The Lido Liquid Staking (LDO) protocol has set a May target for staking Ethereum (stETH) withdrawals.
The protocol explained that its schedule was affected by ongoing audits of its V2 platform.
Lido spent $1.2 million on seven audits
In a March 14 Twitter thread, the DeFi protocol said it had spent $1.2 million on seven audits of the Lido V2 platform. These audits are intended to correct any vulnerabilities that impede the performance of the protocol.
“$1.2 million has been spent on 7 V2 audits, the results of which will be made publicly available upon completion.”
The protocol tweeted that it has identified and fixed several issues highlighted by these audits, and its updated contracts are being tested on the Zhejiang testnet.

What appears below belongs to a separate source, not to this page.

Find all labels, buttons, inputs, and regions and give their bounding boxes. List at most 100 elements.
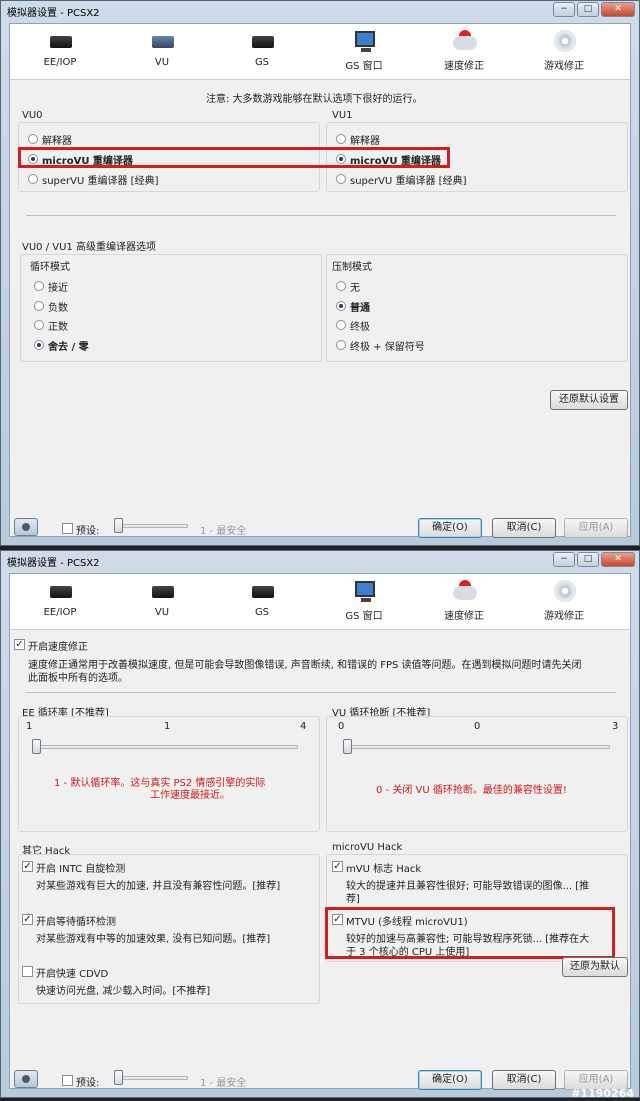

Due to these audits and fixes, the withdrawal schedule for Ethereum staked on their platform has been affected. As per the protocol, its update has been moved to next week, after which there will be a 3-4 week gap to deploy and test the validator outputs.
Pool saying:
“stETH withdrawals will not be released on the mainnet until all audits related to the on-chain code are completed (expected by the end of April). Adding another 2 weeks as a margin of safety, the current expectation is for mainnet withdrawals to be active by mid-May.”
Goerli testnet processes stETH withdrawals
Meanwhile, the Shapella fork of the Goerli testnet occurred on March 14, allowing validators to retire their asset.
The hard fork occurred at epoch 162304 around 10:26 UTC, but was not finalized until 15 epochs later due to low validator participation.
Ethereum developer Tim Beiko blamed the delayed completion on Goerli ETH’s lack of commercial value, saying the Ethereum mainnet fork should be seamless. Beiko aggregate:
“Another possible cause is the large number of withdrawal credential changes processed right at the fork. Since this is the first time people have been able to submit those changes, there are many more that need to be processed, which can lead to block/certification loss on low-resource nodes.”
Meanwhile, crypto investor fears that the Shanghai update will add to the selling pressure on ETH have eased. The Ethereum Foundation said that the update limits the number of validators who can remove their participation deposits and rewards between 1125 and 2200 per day.
“The number of activations scales with the number of active validators.”
On top of that, validators need to manually update their credential prefixes to 0x01 and set their preferred withdrawal address.
These processes would limit withdrawals to around 60,000 ETH per day, ensuring that it takes several months before all staked ETH can be withdrawn.